By Iain Scott

WHICH is worse? A “banker-led” recovery? Or an economist-led recovery? It’s an unsavoury toss-up.

But the Scottish Government’s new Advisory Group on Economic Recovery – set up in April to help rebuild Scotland’s economy after the devastation of Covid-19 – suggests this is our Hobson’s choice.

Led by former banker Benny Higgins, the group’s first report was immediately slammed for barely mentioning small and medium enterprises – the beating heart of every economy. And for content apparently compiled by strategists and suits who enjoy corporate salaries, paid holidays and pensions.

For the 98 per cent of Scottish businesses who employ fewer than 50 people – and are currently fighting for every breath – this is a world away from their new Covid normal.

Dr Ernesto Sirolli, who advises governments globally on community-led growth, says businesses start in bedrooms, not boardrooms. The same principle applies to economic growth. Like all innovation, the answers will be found on the ground, in communities. Not in boardrooms.

As director of Can Do Places, I’ve worked with communities across Scotland who have taken local economic growth into their own hands. Enterprising people from Alexandria in West Dunbartonshire to Crieff, Leuchars, Falkirk, Grangemouth and Peebles have seized the initiative to open collaborative co-working spaces in empty buildings including former shops, offices, libraries and schools.

We call these entrepreneurs “community superheroes” because they face immense obstacles, including how to raise funds for their project, planning and building control issues, absentee property owners – and not being taken seriously.

Underlying this is a deep lack of understanding about co-working spaces and their economic and social value. Let me illuminate you.

Can Do Places has calculated that, if all 479 Scottish localities with more than 1,000 residents turned an empty building into a shared co-working space generating £500,000 in turnover (based on 10 entrepreneurs generating £50,000 each a year in sales), it would create almost £240 million of economic value for Scotland.

Is that not a spark worth supporting? Especially as more empty offices crowd our already battered high streets and workers stay home and local.

And yet our Can Do Places heroes fight daily bureaucracy, indifference and disdain. It’s not too late to listen to these doers and innovators – and to start Scotland’s recovery from the ground-up.

In its Programme for Government this week, the Scottish Government promises support for “local work hubs” and “community wealth building”. This sounds like policy in the right direction.

But to succeed, we need a partnership between policy makers and on-the-ground doers.

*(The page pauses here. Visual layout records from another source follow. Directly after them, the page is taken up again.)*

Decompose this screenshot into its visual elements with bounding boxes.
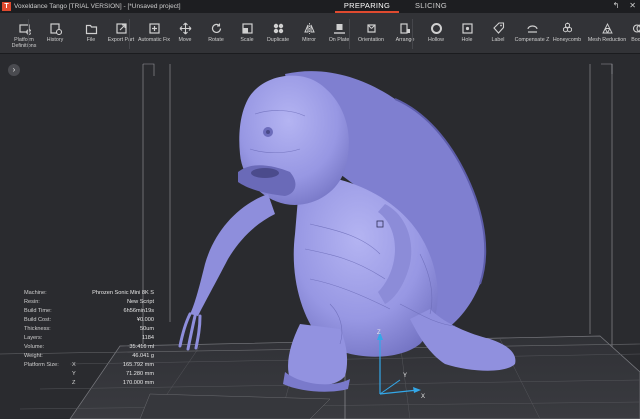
compensate-z-button[interactable]: Compensate Z	[514, 13, 550, 53]
move-arrows-icon	[178, 21, 192, 35]
mesh-reduction-icon	[600, 21, 614, 35]
info-key: Build Cost:	[24, 317, 52, 323]
compensate-icon	[525, 21, 539, 35]
info-value: 71.280 mm	[126, 371, 154, 377]
info-row: Resin: New Script	[24, 298, 154, 307]
toolbar-separator	[129, 19, 130, 49]
info-axis: Y	[72, 371, 76, 377]
on-plate-icon	[332, 21, 346, 35]
scale-icon	[240, 21, 254, 35]
toolbar-separator	[412, 19, 413, 49]
info-value: Phrozen Sonic Mini 8K S	[92, 290, 154, 296]
info-axis: Z	[72, 380, 76, 386]
info-value: 50um	[140, 326, 154, 332]
window-controls: ↰ ✕	[613, 1, 636, 10]
rotate-icon	[209, 21, 223, 35]
info-value: 35.416 ml	[129, 344, 154, 350]
model-info-panel: Machine: Phrozen Sonic Mini 8K S Resin: New…	[24, 289, 154, 388]
info-row: Layers: 1184	[24, 334, 154, 343]
history-icon	[48, 21, 62, 35]
app-logo-icon: T	[2, 2, 11, 11]
toolbar: Platform Definitions History File Export Pa…	[0, 13, 640, 54]
info-key: Thickness:	[24, 326, 51, 332]
info-value: ¥0.000	[136, 317, 154, 323]
info-row: Build Cost: ¥0.000	[24, 316, 154, 325]
arrange-icon	[398, 21, 412, 35]
info-key: Layers:	[24, 335, 43, 341]
info-value: New Script	[126, 299, 154, 305]
info-value: 165.792 mm	[122, 362, 154, 368]
boolean-icon	[631, 21, 640, 35]
tool-label: Compensate Z	[514, 37, 550, 43]
info-axis: X	[72, 362, 76, 368]
info-value: 46.041 g	[132, 353, 154, 359]
orientation-icon	[364, 21, 378, 35]
info-row: Y 71.280 mm	[24, 370, 154, 379]
toolbar-separator	[349, 19, 350, 49]
info-key: Platform Size:	[24, 362, 59, 368]
close-icon[interactable]: ✕	[629, 1, 636, 10]
3d-viewport[interactable]: Z Y X › Machine: Phrozen Sonic Mini 8K S R…	[0, 54, 640, 419]
info-key: Machine:	[24, 290, 47, 296]
duplicate-icon	[271, 21, 285, 35]
toolbar-separator	[28, 19, 29, 49]
info-value: 1184	[141, 335, 154, 341]
info-row: Machine: Phrozen Sonic Mini 8K S	[24, 289, 154, 298]
expand-panel-button[interactable]: ›	[8, 64, 20, 76]
export-icon	[114, 21, 128, 35]
tag-icon	[491, 21, 505, 35]
honeycomb-icon	[560, 21, 574, 35]
tab-preparing[interactable]: PREPARING	[335, 0, 399, 13]
mode-tabs: PREPARING SLICING	[335, 0, 463, 13]
info-key: Build Time:	[24, 308, 52, 314]
info-value: 6h56min19s	[123, 308, 154, 314]
info-key: Weight:	[24, 353, 43, 359]
on-plate-button[interactable]: On Plate	[321, 13, 357, 53]
export-part-button[interactable]: Export Part	[103, 13, 139, 53]
info-row: Volume: 35.416 ml	[24, 343, 154, 352]
info-row: Weight: 46.041 g	[24, 352, 154, 361]
x-axis-label: X	[421, 394, 425, 400]
info-row: Platform Size: X 165.792 mm	[24, 361, 154, 370]
restore-icon[interactable]: ↰	[613, 1, 620, 10]
info-row: Z 170.000 mm	[24, 379, 154, 388]
z-axis-label: Z	[377, 330, 381, 336]
tool-label: Honeycomb	[552, 37, 582, 43]
window-title: Voxeldance Tango [TRIAL VERSION] - [*Uns…	[14, 3, 181, 10]
title-bar: T Voxeldance Tango [TRIAL VERSION] - [*U…	[0, 0, 640, 13]
tool-label: History	[46, 37, 64, 43]
info-value: 170.000 mm	[122, 380, 154, 386]
history-button[interactable]: History	[37, 13, 73, 53]
plus-box-icon	[147, 21, 161, 35]
info-row: Thickness: 50um	[24, 325, 154, 334]
folder-icon	[84, 21, 98, 35]
hole-icon	[460, 21, 474, 35]
honeycomb-button[interactable]: Honeycomb	[549, 13, 585, 53]
label-button[interactable]: Label	[480, 13, 516, 53]
mirror-icon	[302, 21, 316, 35]
info-key: Volume:	[24, 344, 45, 350]
y-axis-label: Y	[403, 373, 407, 379]
info-key: Resin:	[24, 299, 40, 305]
tool-label: Boole	[631, 37, 640, 43]
info-row: Build Time: 6h56min19s	[24, 307, 154, 316]
orientation-button[interactable]: Orientation	[353, 13, 389, 53]
tab-slicing[interactable]: SLICING	[399, 0, 463, 13]
hollow-circle-icon	[429, 21, 443, 35]
boolean-button[interactable]: Boole	[620, 13, 640, 53]
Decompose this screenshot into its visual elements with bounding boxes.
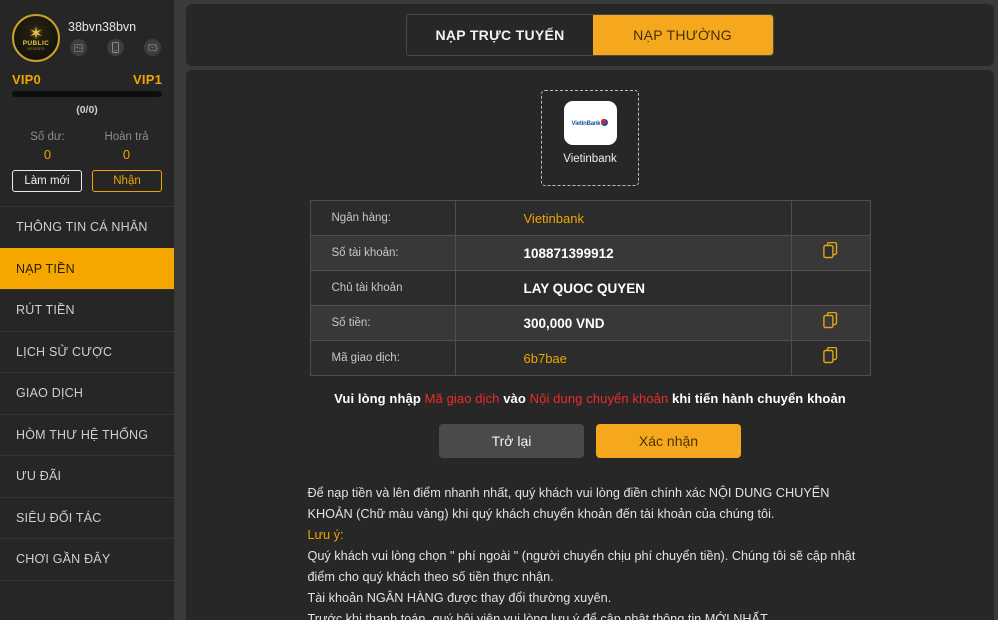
app-root: ✶ PUBLIC MEMBER 38bvn38bvn VIP0 VIP1 (0/… (0, 0, 998, 620)
stat-rebate-label: Hoàn trả (104, 131, 149, 143)
instruction-note-label: Lưu ý: (307, 528, 344, 542)
profile-header: ✶ PUBLIC MEMBER 38bvn38bvn (12, 14, 162, 62)
sidebar-item-bet-history[interactable]: LỊCH SỬ CƯỢC (0, 330, 174, 373)
deposit-info-table: Ngân hàng: Vietinbank Số tài khoản: 1088… (309, 200, 871, 376)
row-copy-transaction-code[interactable] (790, 340, 871, 376)
sidebar-item-promotions[interactable]: ƯU ĐÃI (0, 455, 174, 497)
sidebar-nav: THÔNG TIN CÁ NHÂN NẠP TIỀN RÚT TIỀN LỊCH… (0, 206, 174, 620)
notice-part-3: khi tiến hành chuyển khoản (668, 391, 846, 406)
profile-block: ✶ PUBLIC MEMBER 38bvn38bvn (0, 0, 174, 62)
table-row: Chủ tài khoản LAY QUOC QUYEN (309, 270, 871, 306)
avatar: ✶ PUBLIC MEMBER (12, 14, 60, 62)
tab-bar-panel: NẠP TRỰC TUYẾN NẠP THƯỜNG (186, 4, 994, 66)
sidebar: ✶ PUBLIC MEMBER 38bvn38bvn VIP0 VIP1 (0/… (0, 0, 174, 620)
avatar-rank-sublabel: MEMBER (27, 46, 45, 51)
stats-row: Số dư: 0 Hoàn trả 0 (0, 116, 174, 164)
claim-button[interactable]: Nhận (92, 170, 162, 192)
vietinbank-logo-icon: VietinBank (563, 101, 617, 145)
instruction-line-1: Để nạp tiền và lên điểm nhanh nhất, quý … (307, 486, 830, 521)
tab-normal-deposit[interactable]: NẠP THƯỜNG (592, 15, 773, 55)
sidebar-item-super-partner[interactable]: SIÊU ĐỐI TÁC (0, 496, 174, 539)
row-copy-account-number[interactable] (790, 235, 871, 271)
row-value-account-number: 108871399912 (454, 235, 792, 271)
confirm-button[interactable]: Xác nhận (596, 424, 741, 458)
verify-badge-row (68, 39, 162, 56)
avatar-rank-label: PUBLIC (22, 39, 50, 47)
row-value-transaction-code: 6b7bae (454, 340, 792, 376)
stat-rebate: Hoàn trả 0 (87, 129, 166, 164)
bank-card-wrap: VietinBank Vietinbank (186, 82, 994, 186)
table-row: Số tiền: 300,000 VND (309, 305, 871, 341)
table-row: Mã giao dịch: 6b7bae (309, 340, 871, 376)
notice-part-1: Vui lòng nhập (334, 391, 425, 406)
deposit-instructions: Để nạp tiền và lên điểm nhanh nhất, quý … (308, 483, 873, 620)
instruction-line-3: Quý khách vui lòng chọn " phí ngoài " (n… (307, 549, 856, 584)
star-icon: ✶ (28, 23, 44, 43)
copy-icon[interactable] (823, 311, 838, 329)
id-card-icon[interactable] (70, 39, 87, 56)
notice-part-2: vào (499, 391, 530, 406)
sidebar-item-personal-info[interactable]: THÔNG TIN CÁ NHÂN (0, 206, 174, 248)
row-value-account-holder: LAY QUOC QUYEN (454, 270, 792, 306)
copy-icon[interactable] (823, 346, 838, 364)
main-column: NẠP TRỰC TUYẾN NẠP THƯỜNG VietinBank Vie… (174, 0, 998, 620)
tab-online-deposit[interactable]: NẠP TRỰC TUYẾN (407, 15, 593, 55)
sidebar-item-withdraw[interactable]: RÚT TIỀN (0, 289, 174, 331)
copy-icon[interactable] (823, 241, 838, 259)
vip-row: VIP0 VIP1 (0, 62, 174, 87)
username-label: 38bvn38bvn (68, 20, 137, 34)
row-label-account-number: Số tài khoản: (309, 235, 456, 271)
vip-progress-wrap (0, 87, 174, 97)
row-label-account-holder: Chủ tài khoản (309, 270, 456, 306)
email-verify-icon[interactable] (144, 39, 161, 56)
deposit-content-panel: VietinBank Vietinbank Ngân hàng: Vietinb… (186, 70, 994, 620)
vietinbank-logo-text: VietinBank (571, 121, 601, 127)
sidebar-item-transactions[interactable]: GIAO DỊCH (0, 372, 174, 414)
sidebar-item-recently-played[interactable]: CHƠI GẦN ĐÂY (0, 538, 174, 580)
action-button-row: Trở lại Xác nhận (186, 424, 994, 458)
row-label-bank: Ngân hàng: (309, 200, 456, 236)
vip-current-label: VIP0 (12, 72, 41, 87)
sidebar-item-deposit[interactable]: NẠP TIỀN (0, 247, 174, 289)
row-label-transaction-code: Mã giao dịch: (309, 340, 456, 376)
bank-card-vietinbank[interactable]: VietinBank Vietinbank (541, 90, 639, 186)
phone-icon[interactable] (107, 39, 124, 56)
table-row: Ngân hàng: Vietinbank (309, 200, 871, 236)
sidebar-item-system-mail[interactable]: HÒM THƯ HỆ THỐNG (0, 413, 174, 456)
notice-highlight-2: Nội dung chuyển khoản (529, 391, 669, 406)
row-copy-bank (790, 200, 871, 236)
transfer-notice: Vui lòng nhập Mã giao dịch vào Nội dung … (186, 391, 994, 406)
row-value-amount: 300,000 VND (454, 305, 792, 341)
stat-rebate-value: 0 (122, 147, 131, 162)
notice-highlight-1: Mã giao dịch (424, 391, 500, 406)
vip-next-label: VIP1 (133, 72, 162, 87)
stat-balance-label: Số dư: (30, 131, 65, 143)
row-copy-account-holder (790, 270, 871, 306)
stat-balance: Số dư: 0 (8, 129, 87, 164)
row-label-amount: Số tiền: (309, 305, 456, 341)
bank-card-name: Vietinbank (563, 153, 617, 165)
back-button[interactable]: Trở lại (439, 424, 584, 458)
row-value-bank: Vietinbank (454, 200, 792, 236)
refresh-button[interactable]: Làm mới (12, 170, 82, 192)
sidebar-button-row: Làm mới Nhận (0, 164, 174, 192)
sidebar-item-extra[interactable] (0, 579, 174, 620)
vip-progress-ratio: (0/0) (76, 104, 98, 116)
row-copy-amount[interactable] (790, 305, 871, 341)
instruction-line-4: Tài khoản NGÂN HÀNG được thay đổi thường… (307, 591, 612, 605)
table-row: Số tài khoản: 108871399912 (309, 235, 871, 271)
deposit-tabs: NẠP TRỰC TUYẾN NẠP THƯỜNG (406, 14, 774, 56)
vietinbank-logo-mark (601, 119, 609, 126)
instruction-line-5: Trước khi thanh toán, quý hội viên vui l… (307, 612, 768, 620)
stat-balance-value: 0 (43, 147, 52, 162)
profile-details: 38bvn38bvn (68, 20, 162, 56)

That is why we are asking the First Minister to create a new Scottish cabinet post – a Minister for Community-driven Entrepreneurship. This would cut across all government departments and start the conversations that are needed – in our local communities – to get Scotland back on its feet.

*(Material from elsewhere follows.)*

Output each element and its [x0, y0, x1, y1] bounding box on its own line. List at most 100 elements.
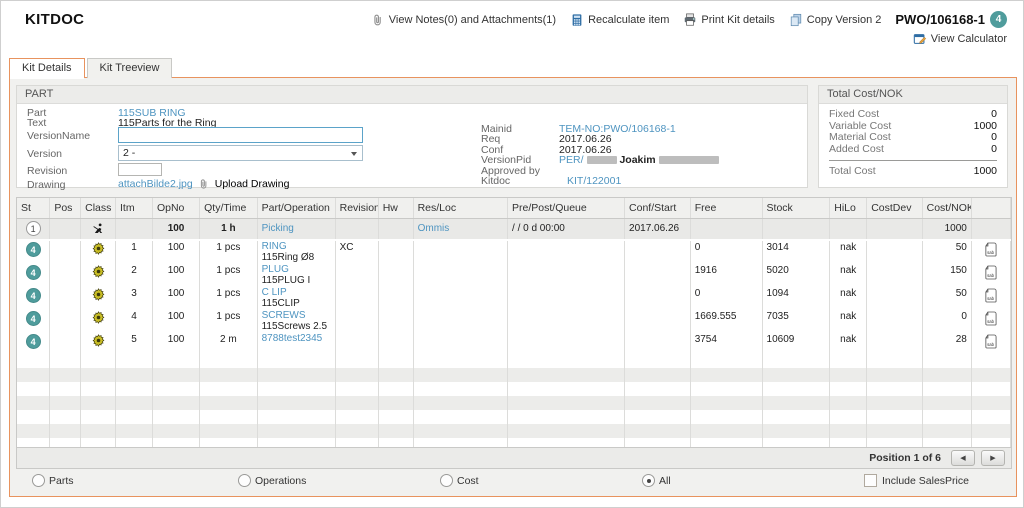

I am reminded of the mass observation project during the Second World War. Across Britain, people shared their stories of what was happening in their jobs, lives, communities – and thoughts. It was controversial. But invaluable in rebuilding the nation’s shattered economy.

If Scotland is to achieve a prized “wellbeing economy” – with human and planetary wellbeing prioritised over the financial profit of an elite minority – this approach is vital.

Bankers and economists have an important role to play. But they should follow, not lead. Scotland’s recovery must be led by communities, for communities.